Rezension

Schuld schwimmt oben

Das Haus in dem Gudelia stirbt -

Das Haus in dem Gudelia stirbt
von Thomas Knüwer

Das beschauliche Dorf Unterlingen wirkt verlassen. Die drohende Flut hat die meisten Anwohner schon längst aus ihren Häusern vertrieben. Doch nicht Gudelia. Sie bleibt. Sie kann das Haus nicht zurücklassen, denn das Haus ist ihr Leben. Der Hüter ihrer dunkelsten Geheimnisse. Nein, Gudelia kann nicht gehen. Selbst wenn das bedeutet, in dem Haus zu sterben.

Thomas Knüwer hat mit „Das Haus in dem Gudelia stirbt“ ein hervorragendes Krimi-Debüt hingelegt. Der Schreibstil arbeitet mit kurzen, beinahe pragmatisch wirkenden Sätzen, wenig Dialog und der nüchtern wirkenden Betrachtungsweise der Ich-Erzählerin. Ich war mir am Anfang nicht sicher, ob mir dieser knappe Erzählduktus zusagt, allerdings hat sich die Frage schnell erübrigt. Es entsteht eine bedrückende Atmosphäre und die Spannung bleibt dicht und beständig, sodass ich im Sog der Geschichte vollkommen gefangen war.
Die Handlung erstreckt sich auf drei Zeitebenen, 1984, als Gudelias Sohn gewaltsam ums Leben kommt, 1998, als sie sich von ihrem Mann trennte und 2024, als sich Unterlingen einer Flutkatastrophe ausgesetzt sieht.
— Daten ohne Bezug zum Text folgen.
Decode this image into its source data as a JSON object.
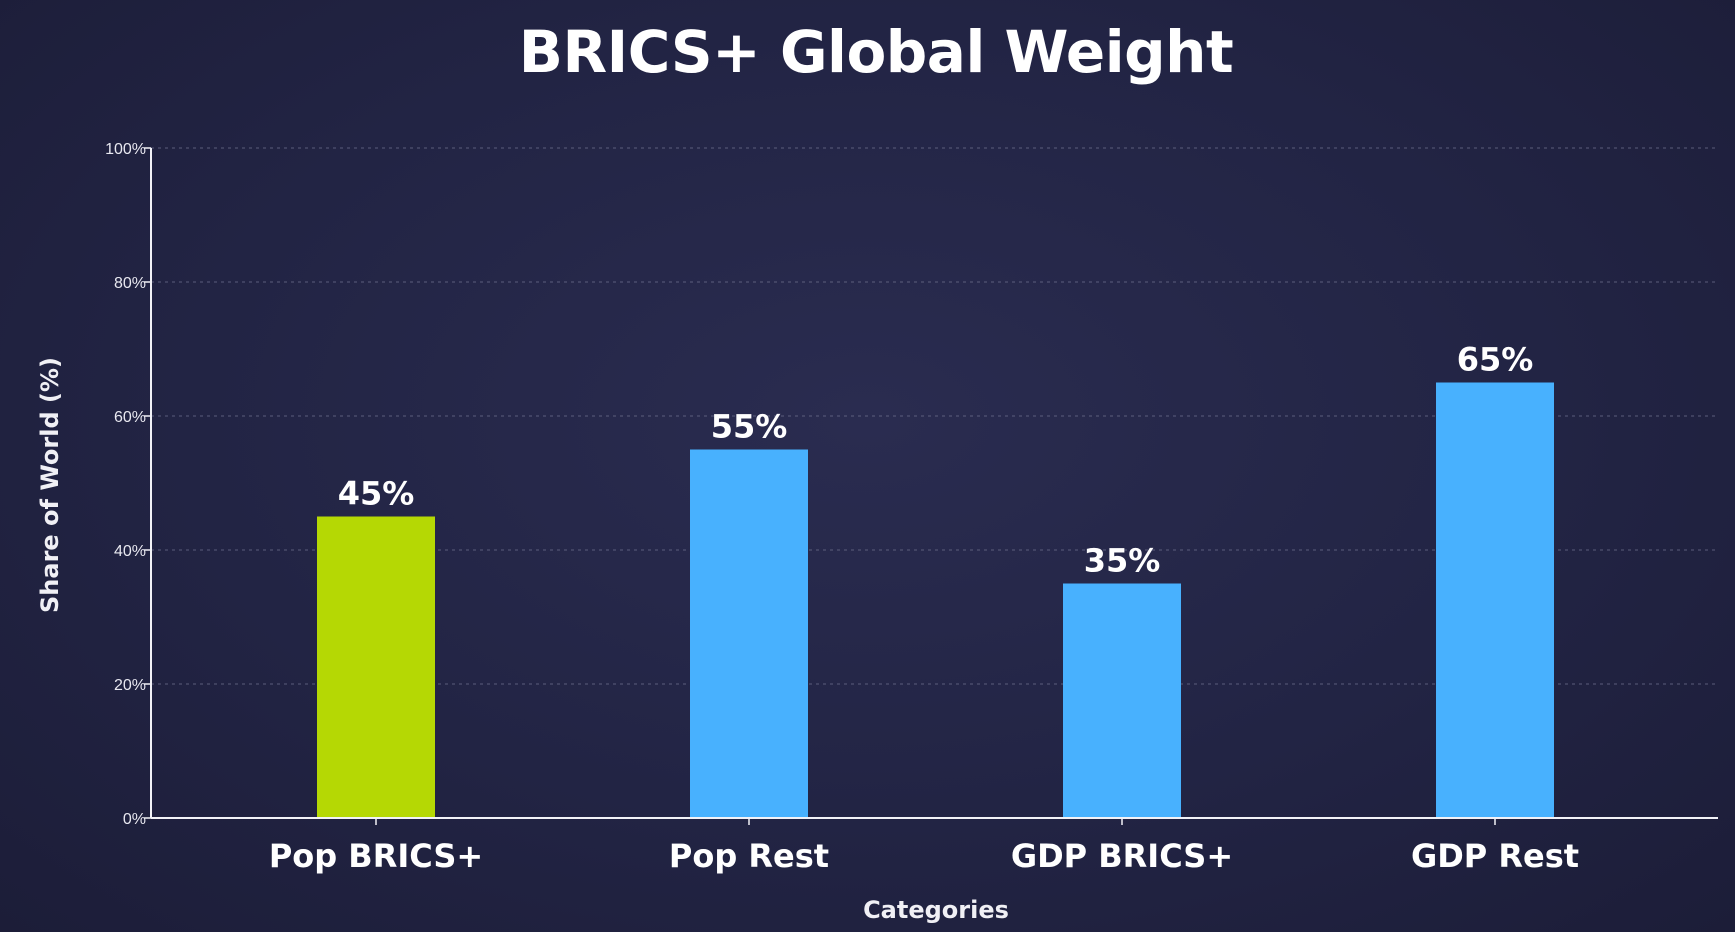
{
  "chart_data": {
    "type": "bar",
    "title": "BRICS+ Global Weight",
    "xlabel": "Categories",
    "ylabel": "Share of World (%)",
    "categories": [
      "Pop BRICS+",
      "Pop Rest",
      "GDP BRICS+",
      "GDP Rest"
    ],
    "values": [
      45,
      55,
      35,
      65
    ],
    "value_labels": [
      "45%",
      "55%",
      "35%",
      "65%"
    ],
    "bar_colors": [
      "#b5d804",
      "#48b1fe",
      "#48b1fe",
      "#48b1fe"
    ],
    "ylim": [
      0,
      100
    ],
    "yticks": [
      0,
      20,
      40,
      60,
      80,
      100
    ],
    "ytick_labels": [
      "0%",
      "20%",
      "40%",
      "60%",
      "80%",
      "100%"
    ],
    "grid": true,
    "legend": null
  }
}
Über den drei Handlungssträngen schwebt ein dunkles Geheimnis, das jede Entscheidung Gudelias lenkt und dem Leser nur sehr langsam offenbart wird. Es ist ein gelungener Drahtseilakt zwischen Vorhersehbarem und Unvorhersehbaren, der mich beim Lesen ungemein gefesselt hat.
„Das Haus in dem Gudelia stirbt“ ist in keiner Weise ein herkömmlicher Krimi, dadurch aber nicht weniger lesenswert. Es ist eine mitreißende Auseinandersetzung mit Verlust, Trauer und Schuld, die die Grenzen des Genres herausfordert und dabei bestens Unterhalten kann. Ich empfehle es auf jeden Fall weiter.